The scale’s measurement properties were evaluated in patients hospitalized in South Korea12 and in the elderly in American nursing homes13, showing acceptable sensitivity and specificity12,13. These studies, however, present methodological limitations that make it difficult to generalize the results to other populations.

Considering that previous studies have shown that JH-FRAT has acceptable measurement properties10,11,12,13 and that there are no assessments of risk scales for falls in Brazil, this study aimed to analyze the measurement properties of JH-FRAT for assessing the risk of falls in hospitalized adult patients.

METHOD

The study was approved by the Research Ethics Committee of Hospital Samaritano and followed the principles of the Declaration of Helsinki. Due to the use of secondary data, the Informed Consent was not necessary. Authorization was obtained from the authors of JH-FRAT and of the Brazilian version of the Morse scale for use in this study.

The target population was composed of adult patients hospitalized in a high complexity private hospital in the city of São Paulo, which uses a protocol for the management of falls since 2005, with the implementation of JH-FRAT at the end of 2013. The protocol provides for the daily assessment of individual risks through JH-FRAT, with the adoption of preventive measures according to each patient’s risks and of universal precautionary measures, such as maintaining night lights activated, signaling risks and freeing the environment of obstacles. The evaluation was performed by nurses and filed in an electronic medical record. This study used data from 2014, after a period of training and routine consolidation by the nursing team.

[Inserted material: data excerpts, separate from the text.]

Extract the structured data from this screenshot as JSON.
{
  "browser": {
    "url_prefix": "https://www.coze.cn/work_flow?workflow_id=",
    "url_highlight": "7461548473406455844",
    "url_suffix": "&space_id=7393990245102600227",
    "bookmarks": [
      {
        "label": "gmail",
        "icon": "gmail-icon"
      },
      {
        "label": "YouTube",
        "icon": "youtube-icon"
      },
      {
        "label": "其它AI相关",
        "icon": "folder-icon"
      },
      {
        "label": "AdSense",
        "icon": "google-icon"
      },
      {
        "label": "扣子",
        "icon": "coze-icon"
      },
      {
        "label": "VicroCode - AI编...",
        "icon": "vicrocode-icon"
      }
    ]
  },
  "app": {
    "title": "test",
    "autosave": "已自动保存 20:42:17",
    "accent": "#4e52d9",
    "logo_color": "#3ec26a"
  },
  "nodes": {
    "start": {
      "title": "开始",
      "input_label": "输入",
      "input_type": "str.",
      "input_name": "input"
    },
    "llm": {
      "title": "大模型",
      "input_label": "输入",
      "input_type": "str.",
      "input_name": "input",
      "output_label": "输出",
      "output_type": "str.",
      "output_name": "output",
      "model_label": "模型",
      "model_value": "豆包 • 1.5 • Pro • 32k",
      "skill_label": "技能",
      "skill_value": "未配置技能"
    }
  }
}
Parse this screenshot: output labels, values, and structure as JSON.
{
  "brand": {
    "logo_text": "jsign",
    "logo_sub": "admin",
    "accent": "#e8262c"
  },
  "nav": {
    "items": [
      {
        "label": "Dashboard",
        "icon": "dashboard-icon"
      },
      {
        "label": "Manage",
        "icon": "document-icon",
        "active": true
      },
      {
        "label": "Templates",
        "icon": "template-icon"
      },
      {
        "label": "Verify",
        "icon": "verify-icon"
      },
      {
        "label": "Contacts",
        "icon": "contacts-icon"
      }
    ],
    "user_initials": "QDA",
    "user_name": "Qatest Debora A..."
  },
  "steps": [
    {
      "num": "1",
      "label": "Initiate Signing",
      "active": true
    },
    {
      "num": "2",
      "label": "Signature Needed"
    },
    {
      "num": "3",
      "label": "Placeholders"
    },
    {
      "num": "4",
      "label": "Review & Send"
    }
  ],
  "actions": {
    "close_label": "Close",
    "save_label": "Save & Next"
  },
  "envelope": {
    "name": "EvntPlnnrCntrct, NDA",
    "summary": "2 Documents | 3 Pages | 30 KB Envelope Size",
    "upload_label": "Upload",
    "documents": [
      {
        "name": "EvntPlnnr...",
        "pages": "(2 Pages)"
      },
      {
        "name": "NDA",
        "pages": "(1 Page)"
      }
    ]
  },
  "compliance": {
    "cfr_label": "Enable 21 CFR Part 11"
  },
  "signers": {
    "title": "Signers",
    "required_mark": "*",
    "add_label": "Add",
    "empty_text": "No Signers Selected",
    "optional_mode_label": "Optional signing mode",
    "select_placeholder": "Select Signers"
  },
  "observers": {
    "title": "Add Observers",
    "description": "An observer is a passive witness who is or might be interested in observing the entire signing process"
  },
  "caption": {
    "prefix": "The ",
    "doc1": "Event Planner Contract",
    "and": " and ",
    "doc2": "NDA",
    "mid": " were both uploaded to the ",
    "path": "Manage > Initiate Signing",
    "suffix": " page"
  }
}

This is a case-control study including patients from the adult hospitalization areas (clinical, surgical, oncology, gynecology and obstetrics and intensive care), with a wide variety of clinical conditions. We selected 100.0% of patients with reported falls in 2014 (99 cases) and 198 patients without reported falls (two controls for each case), resulting in a sample of 297 individuals. The controls selected were patients admitted to the room next to a patient with a reported fall event, in the same hospitalization sector and on the same date of the fall, in order to homogenize the characteristics of the care received. No other pairing criteria were used in order to preserve differences regarding other potential risk factors that are part of JH-FRAT’s operational structure. Some patients had more than one reported fall event, with each being assessed independently. For patients with falls, the last evaluation was considered within the 24 hours before the fall. For patients without falls, the same date for patients with falls was used. Individuals aged less than 18 years and/or whose hospitalization lasted for less than 24 hours were excluded.

Five researcher nurses collected the data retroactively from the electronic medical record, using a form composed of identification fields (chart number, attendance number, age, date of evaluation, hospitalization sector), for items from the JH-FRAT scale and Morse scale. Data were also obtained from the fall notification forms, filled out by nursing assistants.

The JH-FRAT scale is composed of eight aspects of fall risk11:

  1. previous risk-defining situations: complete paralysis/immobilization; history of two or more falls in the six months prior to admission; history of one fall during hospitalization; and patient considered as high-risk according to specific protocols. If the patient has complete paralysis/immobilization, they are classified as low-risk; if they present one of the other conditions, they are classified as high-risk. In these cases, the assessment is terminated and the rest of the scale is applied only to patients who are not classified under these conditions;

  2. age at admission: 0-3 points;

  3. history of one fall in the six months prior to admission: 0-5 points;

  4. intestinal and urinary eliminations (increased frequency, urgency, incontinence): 0-4 points;

  5. use of drugs with high risk for falls: 0-7 points;

  6. presence of care equipment that may compromise patient mobility: 0-3 points;

  7. impairment of mobility: 0-6 points;

  8. impairment in cognition: 0-7 points.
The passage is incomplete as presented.